Acompanhamos a chegada dos imigrantes venezuelanos que chegaram, nesta terça-feira (25), a Curitiba na “Operação Acolhida”, que é um esforço conjunto do governo brasileiro com as agências da ONU para Refugiados (ACNUR) e Migrações (OIM), e que também conta a participação das Forças Armadas, responsável pelo transporte e segurança dessas pessoas.

 

São pessoas que solicitaram refúgio ou residência no Brasil e aceitaram participar do processo de “interiorização” promovido pelo Governo Federal. Elas passaram por exames de saúde, fizeram a regularização de documentos, inclusive com CPF e carteira de trabalho.

A “Operação Acolhida” não termina com a chegada dessas pessoas.

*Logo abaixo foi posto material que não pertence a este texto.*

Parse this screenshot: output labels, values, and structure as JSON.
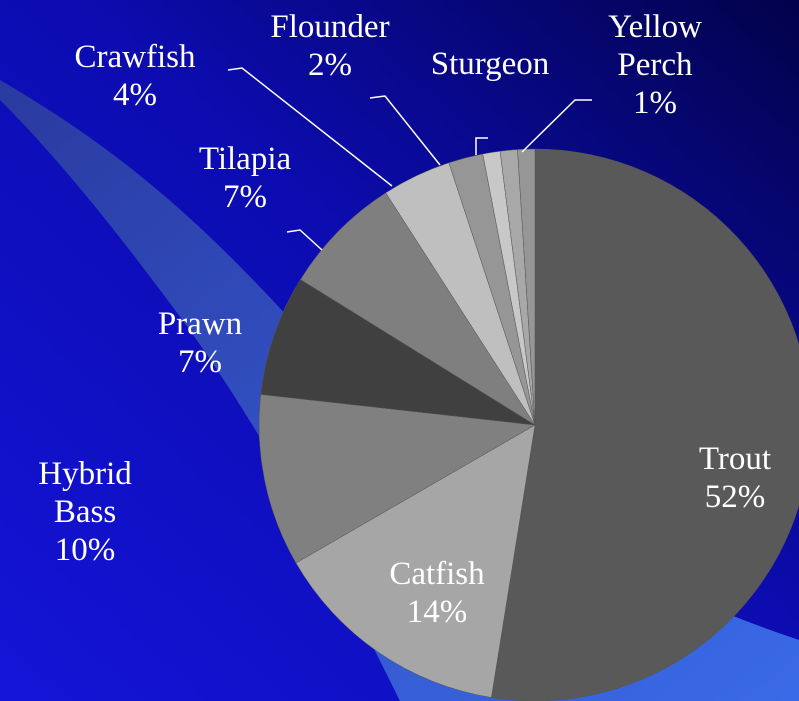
{
  "chart_data": {
    "type": "pie",
    "categories": [
      "Trout",
      "Catfish",
      "Hybrid Bass",
      "Prawn",
      "Tilapia",
      "Crawfish",
      "Flounder",
      "Sturgeon",
      null,
      "Yellow Perch"
    ],
    "values": [
      52,
      14,
      10,
      7,
      7,
      4,
      2,
      1,
      1,
      1
    ],
    "value_labels": [
      "52%",
      "14%",
      "10%",
      "7%",
      "7%",
      "4%",
      "2%",
      null,
      null,
      "1%"
    ],
    "colors": [
      "#595959",
      "#a6a6a6",
      "#808080",
      "#404040",
      "#7f7f7f",
      "#bfbfbf",
      "#969696",
      "#c8c8c8",
      "#a8a8a8",
      "#969696"
    ]
  }
}
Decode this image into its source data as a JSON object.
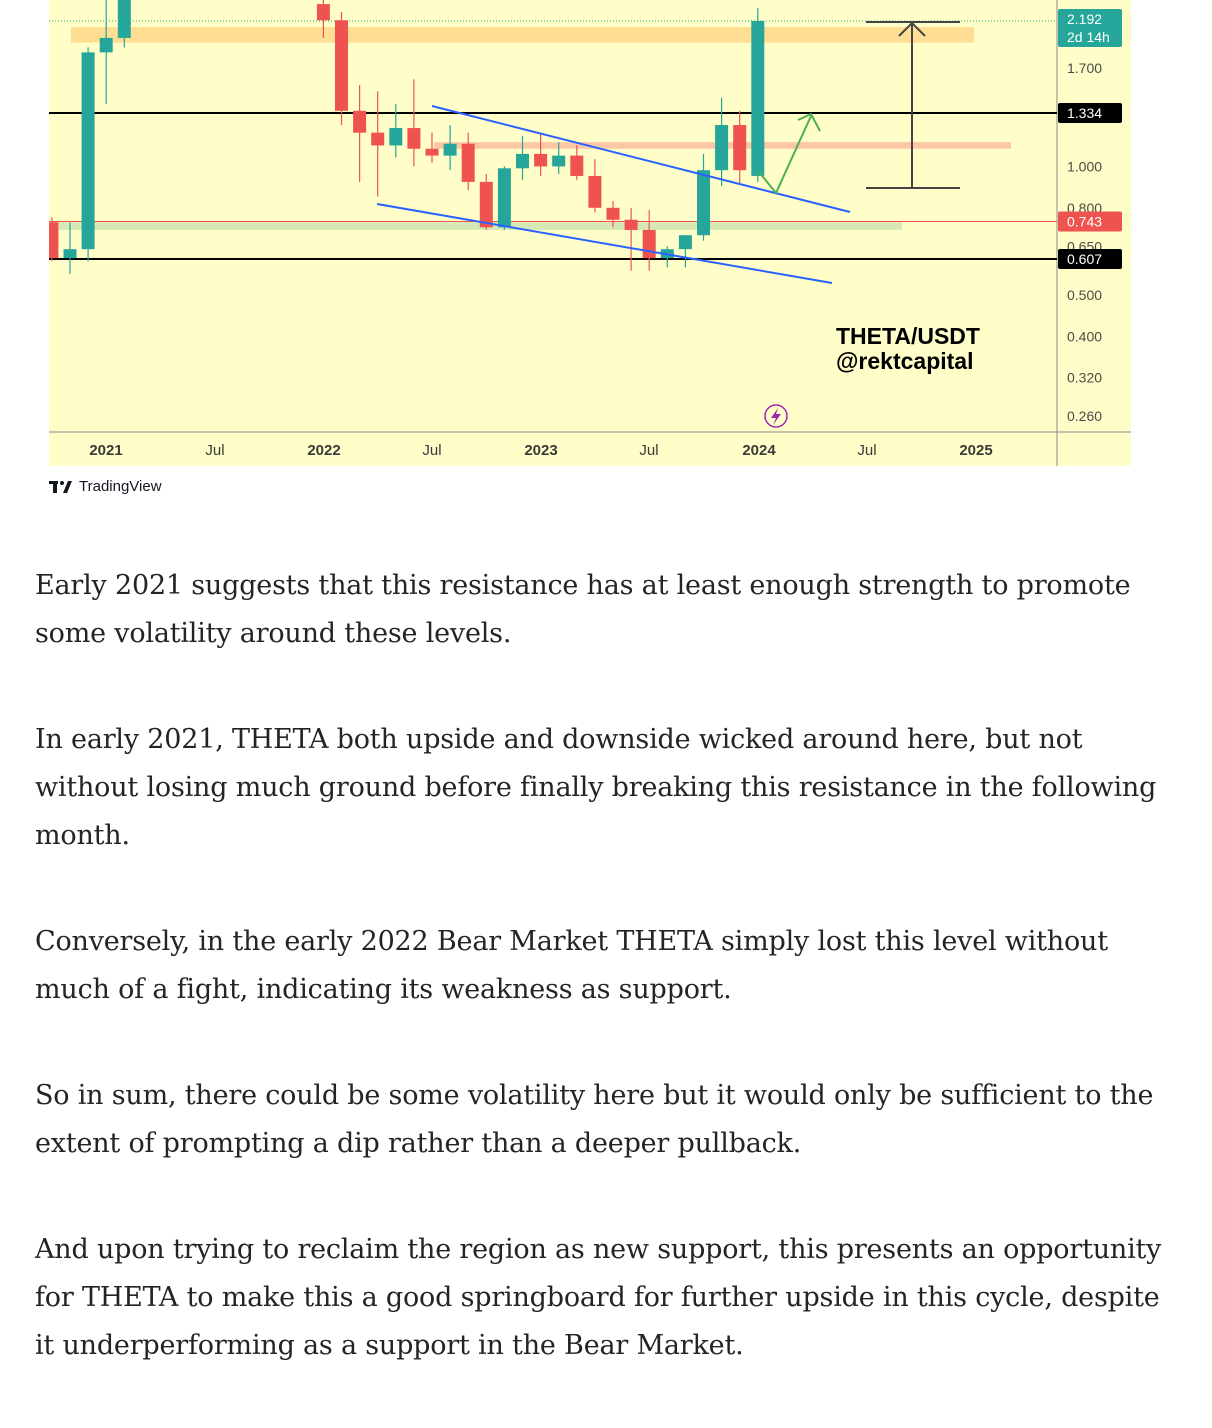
{
  "chart_data": {
    "type": "candlestick",
    "pair_label": "THETA/USDT",
    "author_label": "@rektcapital",
    "x_ticks": [
      {
        "label": "2021",
        "bold": true
      },
      {
        "label": "Jul",
        "bold": false
      },
      {
        "label": "2022",
        "bold": true
      },
      {
        "label": "Jul",
        "bold": false
      },
      {
        "label": "2023",
        "bold": true
      },
      {
        "label": "Jul",
        "bold": false
      },
      {
        "label": "2024",
        "bold": true
      },
      {
        "label": "Jul",
        "bold": false
      },
      {
        "label": "2025",
        "bold": true
      }
    ],
    "y_ticks": [
      1.7,
      1.0,
      0.8,
      0.65,
      0.5,
      0.4,
      0.32,
      0.26
    ],
    "y_tick_labels": [
      "1.700",
      "1.000",
      "0.800",
      "0.650",
      "0.500",
      "0.400",
      "0.320",
      "0.260"
    ],
    "price_tags": [
      {
        "label": "2.192",
        "sub": "2d 14h",
        "color": "#26a69a",
        "value": 2.192
      },
      {
        "label": "1.334",
        "color": "#000000",
        "value": 1.334
      },
      {
        "label": "0.743",
        "color": "#ef5350",
        "value": 0.743
      },
      {
        "label": "0.607",
        "color": "#000000",
        "value": 0.607
      }
    ],
    "horizontal_levels": [
      1.334,
      0.607,
      0.743
    ],
    "zones": [
      {
        "name": "resistance",
        "color": "#ffd98c",
        "low": 1.95,
        "high": 2.12
      },
      {
        "name": "mid",
        "color": "#fcc1a3",
        "low": 1.1,
        "high": 1.14
      },
      {
        "name": "support",
        "color": "#d2e6b4",
        "low": 0.71,
        "high": 0.74
      }
    ],
    "candles": [
      {
        "date": "2020-12",
        "o": 0.74,
        "h": 0.76,
        "l": 0.6,
        "c": 0.61
      },
      {
        "date": "2021-01",
        "o": 0.61,
        "h": 0.74,
        "l": 0.56,
        "c": 0.64
      },
      {
        "date": "2021-02",
        "o": 0.64,
        "h": 1.9,
        "l": 0.6,
        "c": 1.85
      },
      {
        "date": "2021-03",
        "o": 1.85,
        "h": 2.6,
        "l": 1.4,
        "c": 2.0
      },
      {
        "date": "2021-04",
        "o": 2.0,
        "h": 2.6,
        "l": 1.9,
        "c": 2.5
      },
      {
        "date": "2022-03",
        "o": 2.4,
        "h": 2.9,
        "l": 2.0,
        "c": 2.2
      },
      {
        "date": "2022-04",
        "o": 2.2,
        "h": 2.3,
        "l": 1.25,
        "c": 1.35
      },
      {
        "date": "2022-05",
        "o": 1.35,
        "h": 1.55,
        "l": 0.92,
        "c": 1.2
      },
      {
        "date": "2022-06",
        "o": 1.2,
        "h": 1.5,
        "l": 0.85,
        "c": 1.12
      },
      {
        "date": "2022-07",
        "o": 1.12,
        "h": 1.4,
        "l": 1.05,
        "c": 1.23
      },
      {
        "date": "2022-08",
        "o": 1.23,
        "h": 1.6,
        "l": 1.0,
        "c": 1.1
      },
      {
        "date": "2022-09",
        "o": 1.1,
        "h": 1.2,
        "l": 1.02,
        "c": 1.06
      },
      {
        "date": "2022-10",
        "o": 1.06,
        "h": 1.25,
        "l": 0.98,
        "c": 1.13
      },
      {
        "date": "2022-11",
        "o": 1.13,
        "h": 1.2,
        "l": 0.88,
        "c": 0.92
      },
      {
        "date": "2022-12",
        "o": 0.92,
        "h": 0.96,
        "l": 0.71,
        "c": 0.72
      },
      {
        "date": "2023-01",
        "o": 0.72,
        "h": 1.0,
        "l": 0.71,
        "c": 0.99
      },
      {
        "date": "2023-02",
        "o": 0.99,
        "h": 1.18,
        "l": 0.93,
        "c": 1.07
      },
      {
        "date": "2023-03",
        "o": 1.07,
        "h": 1.2,
        "l": 0.95,
        "c": 1.0
      },
      {
        "date": "2023-04",
        "o": 1.0,
        "h": 1.14,
        "l": 0.96,
        "c": 1.06
      },
      {
        "date": "2023-05",
        "o": 1.06,
        "h": 1.12,
        "l": 0.93,
        "c": 0.95
      },
      {
        "date": "2023-06",
        "o": 0.95,
        "h": 1.04,
        "l": 0.78,
        "c": 0.8
      },
      {
        "date": "2023-07",
        "o": 0.8,
        "h": 0.83,
        "l": 0.72,
        "c": 0.75
      },
      {
        "date": "2023-08",
        "o": 0.75,
        "h": 0.8,
        "l": 0.57,
        "c": 0.71
      },
      {
        "date": "2023-09",
        "o": 0.71,
        "h": 0.79,
        "l": 0.57,
        "c": 0.61
      },
      {
        "date": "2023-10",
        "o": 0.61,
        "h": 0.65,
        "l": 0.58,
        "c": 0.64
      },
      {
        "date": "2023-11",
        "o": 0.64,
        "h": 0.69,
        "l": 0.58,
        "c": 0.69
      },
      {
        "date": "2023-12",
        "o": 0.69,
        "h": 1.07,
        "l": 0.67,
        "c": 0.98
      },
      {
        "date": "2024-01",
        "o": 0.98,
        "h": 1.45,
        "l": 0.9,
        "c": 1.25
      },
      {
        "date": "2024-02",
        "o": 1.25,
        "h": 1.35,
        "l": 0.91,
        "c": 0.98
      },
      {
        "date": "2024-03",
        "o": 0.95,
        "h": 2.35,
        "l": 0.92,
        "c": 2.192
      }
    ]
  },
  "brand": {
    "name": "TradingView"
  },
  "article": {
    "paragraphs": [
      "Early 2021 suggests that this resistance has at least enough strength to promote some volatility around these levels.",
      "In early 2021, THETA both upside and downside wicked around here, but not without losing much ground before finally breaking this resistance in the following month.",
      "Conversely, in the early 2022 Bear Market THETA simply lost this level without much of a fight, indicating its weakness as support.",
      "So in sum, there could be some volatility here but it would only be sufficient to the extent of prompting a dip rather than a deeper pullback.",
      "And upon trying to reclaim the region as new support, this presents an opportunity for THETA to make this a good springboard for further upside in this cycle, despite it underperforming as a support in the Bear Market."
    ]
  },
  "colors": {
    "chart_bg": "#fffdc8",
    "up": "#26a69a",
    "down": "#ef5350",
    "trendline": "#2962ff",
    "arrow_green": "#4caf50"
  }
}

Ela não pode ser apenas a transferência de uma região para outra do Brasil. A ação continua como um esforço conjunto de diversas entidades, do poder público municipal, mas também de empresas e cidadãos que se solidarizam, que oferecem alimento, roupa, trabalho e amizade.

 

Em Curitiba, a Caritas (entidade ligada à Igreja Católica) é responsável pelo abrigo, organizado na Casa de Encontro dos Freis Carmelitas, na Vila Fanny. A Caritas já atendeu cerca de 100 imigrantes que vieram por conta própria tentar a vida em Curitiba.

 

Francisco Cota, bispo-auxiliar da Arquidiocese de Curitiba, lembrou que a acolhida do povo venezuelano, realizado, neste caso, por membros da Igreja Católica, está além da religião. Não se faz o bem para este ou aquele credo. Não se olha para aquelas pessoas como cristãos, mas como seres humanos.

 

Que possamos olhar para este novo grupo de imigrantes que chega à nossa cidade, independente das circunstâncias políticas e econômicas que os trouxeram até aqui, como pessoas, irmãos e irmãs que trazem seus conhecimentos, sua cultura, sua força e sua esperança. O povo curitibano, formado por tantos povos, certamente será́ hospitaleiro.